British authorities on Wednesday issued an all-ports alert to track down a former soldier awaiting trial on terrorism charges, after he escaped from jail by clinging to the bottom of a delivery van.
Daniel Abed Khalife, 21, was reported to have been working in the kitchen of Wandsworth prison and wearing a chef’s uniform of a white T-shirt and red and white chequered trousers when he absconded.
The Metropolitan Police said ports and airports had been put on high alert after his disappearance from the south London jail at about 7.50am.
He was likely to still be in the London area, although they did not rule out he had travelled outside the British capital, the force added.
The public was warned not to approach him but to call police immediately.
“We have no information which indicates, nor any reason to believe that Khalife poses a threat to the wider public,” said Dominic Murphy, the head of the Met’s Counter Terrorism Command.
Khalife appeared in court in London on January 28 and was remanded in custody over two incidents at the Royal Air Force (RAF) base in Stafford, central England, near the army barracks where he lived.
Khalife is accused of “attempting to elicit information of a kind likely to be useful to a person committing or preparing an act of terrorism” in August 2021. He was also charged with a bomb hoax by placing a suspect device at the RAF base on January 2 this year.
His trial had been set to begin on November 13 at Woolwich Crown Court in south London.
The Prison Service said it was working with police to recapture Khalife and was “urgently investigating how he escaped”.
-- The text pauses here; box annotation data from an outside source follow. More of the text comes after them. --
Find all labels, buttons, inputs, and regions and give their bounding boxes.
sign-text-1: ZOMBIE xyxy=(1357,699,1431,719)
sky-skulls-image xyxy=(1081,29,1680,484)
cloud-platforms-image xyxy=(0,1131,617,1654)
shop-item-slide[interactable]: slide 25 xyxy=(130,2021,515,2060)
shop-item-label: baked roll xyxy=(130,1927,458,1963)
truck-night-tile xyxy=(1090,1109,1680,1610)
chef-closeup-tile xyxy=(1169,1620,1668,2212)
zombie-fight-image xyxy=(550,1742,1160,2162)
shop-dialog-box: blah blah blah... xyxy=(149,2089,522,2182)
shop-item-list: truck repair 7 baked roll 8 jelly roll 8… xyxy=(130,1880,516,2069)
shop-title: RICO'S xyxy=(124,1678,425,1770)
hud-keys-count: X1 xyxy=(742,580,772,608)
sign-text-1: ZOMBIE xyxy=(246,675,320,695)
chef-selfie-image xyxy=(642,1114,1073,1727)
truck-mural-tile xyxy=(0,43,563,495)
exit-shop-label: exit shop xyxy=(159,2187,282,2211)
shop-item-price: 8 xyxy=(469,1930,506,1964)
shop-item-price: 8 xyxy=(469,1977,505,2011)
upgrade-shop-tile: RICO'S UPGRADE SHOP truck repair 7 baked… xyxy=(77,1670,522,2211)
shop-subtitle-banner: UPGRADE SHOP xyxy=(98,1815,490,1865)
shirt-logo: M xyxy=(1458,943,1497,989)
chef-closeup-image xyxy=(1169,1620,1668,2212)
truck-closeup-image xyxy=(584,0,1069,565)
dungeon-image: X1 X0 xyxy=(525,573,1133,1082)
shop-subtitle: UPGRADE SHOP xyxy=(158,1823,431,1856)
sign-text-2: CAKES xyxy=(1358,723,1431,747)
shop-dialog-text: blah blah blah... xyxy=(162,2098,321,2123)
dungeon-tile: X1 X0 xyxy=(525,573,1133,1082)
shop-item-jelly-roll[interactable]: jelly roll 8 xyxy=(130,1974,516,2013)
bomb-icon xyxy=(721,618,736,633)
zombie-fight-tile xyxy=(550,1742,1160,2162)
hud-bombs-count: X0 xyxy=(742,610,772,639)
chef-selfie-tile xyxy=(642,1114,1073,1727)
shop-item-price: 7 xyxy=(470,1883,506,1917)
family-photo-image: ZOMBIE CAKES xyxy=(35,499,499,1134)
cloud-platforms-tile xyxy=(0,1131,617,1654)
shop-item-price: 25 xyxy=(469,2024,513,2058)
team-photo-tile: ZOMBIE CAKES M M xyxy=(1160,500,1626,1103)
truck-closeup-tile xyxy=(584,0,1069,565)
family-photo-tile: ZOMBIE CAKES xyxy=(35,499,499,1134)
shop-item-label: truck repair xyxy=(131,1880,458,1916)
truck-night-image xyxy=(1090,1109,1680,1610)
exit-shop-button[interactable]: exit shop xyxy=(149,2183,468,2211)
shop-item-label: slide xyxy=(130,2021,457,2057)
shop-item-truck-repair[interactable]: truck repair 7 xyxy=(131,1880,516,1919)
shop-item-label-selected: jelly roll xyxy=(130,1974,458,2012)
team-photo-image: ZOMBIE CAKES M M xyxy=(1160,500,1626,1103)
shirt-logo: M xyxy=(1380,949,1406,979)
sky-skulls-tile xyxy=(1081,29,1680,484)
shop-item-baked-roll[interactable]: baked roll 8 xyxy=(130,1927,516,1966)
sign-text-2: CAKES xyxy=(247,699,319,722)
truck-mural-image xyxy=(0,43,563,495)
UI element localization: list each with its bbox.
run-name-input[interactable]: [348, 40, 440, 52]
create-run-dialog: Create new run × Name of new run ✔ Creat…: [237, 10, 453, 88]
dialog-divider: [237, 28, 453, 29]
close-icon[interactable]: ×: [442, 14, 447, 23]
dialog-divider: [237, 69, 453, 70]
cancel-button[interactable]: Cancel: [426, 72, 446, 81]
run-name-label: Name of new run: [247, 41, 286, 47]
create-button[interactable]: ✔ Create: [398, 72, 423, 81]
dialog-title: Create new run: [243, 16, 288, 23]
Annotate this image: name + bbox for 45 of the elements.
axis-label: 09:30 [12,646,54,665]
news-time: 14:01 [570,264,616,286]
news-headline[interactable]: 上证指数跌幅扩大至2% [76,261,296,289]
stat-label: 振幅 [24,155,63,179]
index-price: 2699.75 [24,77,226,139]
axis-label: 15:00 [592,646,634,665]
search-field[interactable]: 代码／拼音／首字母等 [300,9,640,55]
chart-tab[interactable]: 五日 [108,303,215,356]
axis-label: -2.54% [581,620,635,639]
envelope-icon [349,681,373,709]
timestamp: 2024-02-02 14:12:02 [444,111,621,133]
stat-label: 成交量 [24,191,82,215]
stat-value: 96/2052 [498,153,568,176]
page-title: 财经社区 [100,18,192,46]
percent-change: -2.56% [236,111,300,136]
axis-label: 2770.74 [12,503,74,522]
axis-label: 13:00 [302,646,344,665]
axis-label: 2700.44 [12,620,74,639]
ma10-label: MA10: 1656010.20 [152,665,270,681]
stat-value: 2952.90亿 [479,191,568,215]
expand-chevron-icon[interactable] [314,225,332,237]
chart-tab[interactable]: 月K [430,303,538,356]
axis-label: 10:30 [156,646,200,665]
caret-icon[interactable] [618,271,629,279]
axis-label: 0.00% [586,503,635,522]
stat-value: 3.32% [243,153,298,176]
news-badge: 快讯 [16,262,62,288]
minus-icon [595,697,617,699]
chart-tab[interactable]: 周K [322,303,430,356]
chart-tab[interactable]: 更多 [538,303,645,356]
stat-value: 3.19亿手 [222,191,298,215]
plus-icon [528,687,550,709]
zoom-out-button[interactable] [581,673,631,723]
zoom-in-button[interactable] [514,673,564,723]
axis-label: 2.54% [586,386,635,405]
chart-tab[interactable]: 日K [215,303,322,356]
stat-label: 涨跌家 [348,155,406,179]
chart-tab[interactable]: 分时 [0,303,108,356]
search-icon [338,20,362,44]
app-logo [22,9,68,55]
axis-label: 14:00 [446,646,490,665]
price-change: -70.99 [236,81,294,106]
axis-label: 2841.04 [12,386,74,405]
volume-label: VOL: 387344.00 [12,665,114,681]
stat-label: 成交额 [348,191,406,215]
Justice Secretary Alex Chalk will also speak to the governor of the Category B prison, the second highest level of security.
One of Wandsworth’s most famous recent inmates was tennis superstar Boris Becker, who was jailed for flouting insolvency rules. He was released and deported to Germany last year. WikiLeaks founder Julian Assange is believed to have been taken to Wandsworth after his 2019 conviction for breaching bail conditions.
Previous high-profile prison escapes include one of the so-called Great Train Robbers, Ronnie Biggs, who scaled the wall of Wandsworth prison using a rope ladder and escaped in a removals van.
His disappearance in 1965, just 19 months into a 30-year sentence for his part in the robbery of a mail train two years earlier, saw him spend 36 years on the run. He voluntarily returned to Britain from Brazil in 2001 and was released in 2009 on compassionate grounds.
Former British spy George Blake escaped from Wormwood Scrubs prison in west London in 1966, again using a rope ladder. He fled to the Soviet Union, where he died in 2020.
In 1983, 38 members of the Irish Republic Army escaped from the maximum security Maze prison in Northern Ireland after taking several guards hostage. Most were later captured or tracked down.